The beginning of this story doesn't even matter anymore,
it's been spoken so many times.
It only matters how it makes me feel,
and what I do about it.
I used to feel like I was drowning
but now I finally feel free.
I'm no longer in the shadows of my doubt,
and the shackles of all my old lies.
Everything's out in the open,
everyone knows what happened.
There's your side and mine,
and the side of the truth.
I now hold hands with the truth,
while you hold hands with the devil.
All the evil things that you have done;
the freedoms that it's given me.
I haven't thought of you in so long;
I don't know how you got my number.
I never wanted you to contact me
but I'm glad I was able to say what I needed to.
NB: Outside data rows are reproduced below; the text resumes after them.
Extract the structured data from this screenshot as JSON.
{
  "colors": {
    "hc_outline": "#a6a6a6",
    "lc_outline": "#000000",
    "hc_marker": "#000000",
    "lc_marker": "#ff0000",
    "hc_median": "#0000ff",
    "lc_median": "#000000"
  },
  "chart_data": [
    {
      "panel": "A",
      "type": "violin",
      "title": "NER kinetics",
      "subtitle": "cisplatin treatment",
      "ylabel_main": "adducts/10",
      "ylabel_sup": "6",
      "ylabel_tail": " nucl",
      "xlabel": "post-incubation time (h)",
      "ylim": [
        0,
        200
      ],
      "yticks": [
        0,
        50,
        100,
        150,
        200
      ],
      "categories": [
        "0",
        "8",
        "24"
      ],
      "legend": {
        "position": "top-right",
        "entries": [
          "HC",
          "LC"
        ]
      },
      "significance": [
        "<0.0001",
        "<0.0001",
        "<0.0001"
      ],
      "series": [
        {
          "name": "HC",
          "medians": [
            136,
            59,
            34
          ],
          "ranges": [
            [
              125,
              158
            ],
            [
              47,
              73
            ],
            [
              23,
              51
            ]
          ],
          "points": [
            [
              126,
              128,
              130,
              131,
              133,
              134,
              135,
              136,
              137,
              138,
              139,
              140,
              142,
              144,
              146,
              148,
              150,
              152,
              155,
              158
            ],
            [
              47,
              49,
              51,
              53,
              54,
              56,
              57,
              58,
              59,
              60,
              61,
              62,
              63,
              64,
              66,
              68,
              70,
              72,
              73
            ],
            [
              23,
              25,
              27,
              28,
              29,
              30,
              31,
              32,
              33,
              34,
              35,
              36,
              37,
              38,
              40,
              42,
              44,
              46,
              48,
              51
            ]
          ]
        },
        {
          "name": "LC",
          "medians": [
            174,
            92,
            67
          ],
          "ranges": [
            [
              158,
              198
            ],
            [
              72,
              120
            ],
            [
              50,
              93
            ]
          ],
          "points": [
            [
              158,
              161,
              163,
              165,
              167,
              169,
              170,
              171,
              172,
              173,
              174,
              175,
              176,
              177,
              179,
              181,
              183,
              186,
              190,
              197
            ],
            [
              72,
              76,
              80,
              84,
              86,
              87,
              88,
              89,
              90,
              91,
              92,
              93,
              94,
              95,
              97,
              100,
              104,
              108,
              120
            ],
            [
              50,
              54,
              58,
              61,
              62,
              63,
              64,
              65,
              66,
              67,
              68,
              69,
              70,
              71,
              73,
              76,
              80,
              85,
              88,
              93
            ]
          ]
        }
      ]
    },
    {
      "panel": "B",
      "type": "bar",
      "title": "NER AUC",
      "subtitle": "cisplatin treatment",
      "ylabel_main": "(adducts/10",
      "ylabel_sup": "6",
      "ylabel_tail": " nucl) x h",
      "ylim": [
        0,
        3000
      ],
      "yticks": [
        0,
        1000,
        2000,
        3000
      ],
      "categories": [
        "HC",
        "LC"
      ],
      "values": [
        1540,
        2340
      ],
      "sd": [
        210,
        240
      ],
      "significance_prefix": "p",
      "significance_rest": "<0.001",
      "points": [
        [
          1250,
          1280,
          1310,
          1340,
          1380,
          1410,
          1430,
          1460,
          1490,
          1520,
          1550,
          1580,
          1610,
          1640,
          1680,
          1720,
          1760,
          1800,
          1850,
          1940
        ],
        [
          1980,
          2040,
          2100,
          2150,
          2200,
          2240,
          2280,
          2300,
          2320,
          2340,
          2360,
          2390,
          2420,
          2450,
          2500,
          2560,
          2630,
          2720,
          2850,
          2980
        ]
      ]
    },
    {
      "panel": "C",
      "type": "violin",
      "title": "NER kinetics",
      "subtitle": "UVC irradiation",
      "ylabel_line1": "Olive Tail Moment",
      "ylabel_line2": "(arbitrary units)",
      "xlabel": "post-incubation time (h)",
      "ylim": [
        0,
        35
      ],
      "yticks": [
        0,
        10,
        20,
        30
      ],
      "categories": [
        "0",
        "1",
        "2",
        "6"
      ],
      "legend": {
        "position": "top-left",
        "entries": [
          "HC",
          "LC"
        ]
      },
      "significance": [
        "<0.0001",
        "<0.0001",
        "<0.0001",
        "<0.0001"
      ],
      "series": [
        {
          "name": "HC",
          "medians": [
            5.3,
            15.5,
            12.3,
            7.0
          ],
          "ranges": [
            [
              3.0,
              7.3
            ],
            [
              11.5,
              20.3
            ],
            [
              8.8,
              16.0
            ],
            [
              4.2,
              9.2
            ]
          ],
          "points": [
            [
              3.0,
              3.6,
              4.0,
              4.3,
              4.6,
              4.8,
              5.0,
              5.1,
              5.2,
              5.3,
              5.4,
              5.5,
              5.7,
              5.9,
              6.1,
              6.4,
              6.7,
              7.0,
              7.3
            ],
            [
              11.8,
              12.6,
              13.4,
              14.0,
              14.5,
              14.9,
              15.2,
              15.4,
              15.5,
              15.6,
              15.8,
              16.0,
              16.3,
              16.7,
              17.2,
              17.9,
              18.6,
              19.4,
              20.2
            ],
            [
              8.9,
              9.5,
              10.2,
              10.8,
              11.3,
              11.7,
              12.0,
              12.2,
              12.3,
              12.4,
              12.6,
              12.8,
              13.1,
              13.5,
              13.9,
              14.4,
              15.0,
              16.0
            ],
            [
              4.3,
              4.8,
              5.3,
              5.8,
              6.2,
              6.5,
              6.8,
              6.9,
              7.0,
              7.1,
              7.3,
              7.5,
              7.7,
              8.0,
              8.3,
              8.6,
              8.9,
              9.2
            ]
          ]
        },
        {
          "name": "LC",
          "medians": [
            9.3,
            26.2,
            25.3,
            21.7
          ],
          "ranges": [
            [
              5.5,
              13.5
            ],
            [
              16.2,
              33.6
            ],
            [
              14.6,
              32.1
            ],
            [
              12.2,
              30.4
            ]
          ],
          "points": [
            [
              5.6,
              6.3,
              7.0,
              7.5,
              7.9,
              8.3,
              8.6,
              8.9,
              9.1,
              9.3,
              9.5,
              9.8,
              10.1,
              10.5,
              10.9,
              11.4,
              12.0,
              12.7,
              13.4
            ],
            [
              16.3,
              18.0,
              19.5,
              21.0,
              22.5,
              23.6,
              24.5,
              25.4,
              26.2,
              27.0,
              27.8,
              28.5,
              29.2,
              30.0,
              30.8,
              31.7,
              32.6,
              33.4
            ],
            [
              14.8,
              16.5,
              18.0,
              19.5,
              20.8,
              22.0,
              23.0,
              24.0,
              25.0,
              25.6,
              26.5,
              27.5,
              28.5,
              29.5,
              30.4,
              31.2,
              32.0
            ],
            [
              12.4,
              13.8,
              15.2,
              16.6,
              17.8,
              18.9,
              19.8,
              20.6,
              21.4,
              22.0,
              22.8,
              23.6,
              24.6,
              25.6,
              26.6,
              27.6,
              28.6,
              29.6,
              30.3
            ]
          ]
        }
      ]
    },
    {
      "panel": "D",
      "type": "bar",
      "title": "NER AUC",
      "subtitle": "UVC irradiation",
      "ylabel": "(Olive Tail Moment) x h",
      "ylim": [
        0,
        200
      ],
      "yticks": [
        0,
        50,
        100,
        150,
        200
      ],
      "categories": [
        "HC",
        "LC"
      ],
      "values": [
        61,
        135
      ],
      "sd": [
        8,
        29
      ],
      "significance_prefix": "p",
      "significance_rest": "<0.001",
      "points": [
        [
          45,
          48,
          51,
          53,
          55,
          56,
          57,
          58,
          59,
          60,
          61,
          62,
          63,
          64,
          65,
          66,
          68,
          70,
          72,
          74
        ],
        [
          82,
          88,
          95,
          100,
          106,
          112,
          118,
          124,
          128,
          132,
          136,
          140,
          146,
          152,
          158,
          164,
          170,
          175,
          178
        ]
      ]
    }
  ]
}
I don't know what else I have to do.
I thought I made this painfully clear.
I DO NOT FORGIVE YOU.
YOU WILL NOT COME BACK IN MY LIFE
A/N This is mostly a rant but you can tell me how I could show more emotion. It was really difficult to put this onto paper. I couldn't think of any words that fit how I was feeling. My mom decided to text me this week trying to get me to forgive her for everything that she has done. She wants to get back in my life and I won't let her. My dad's also been trying to get me to forgive my brother lately but I won't do that either. I've come a long way from where I used to be when I first got out of my mothers house.
EDIT. I've made a few small grammatical edits.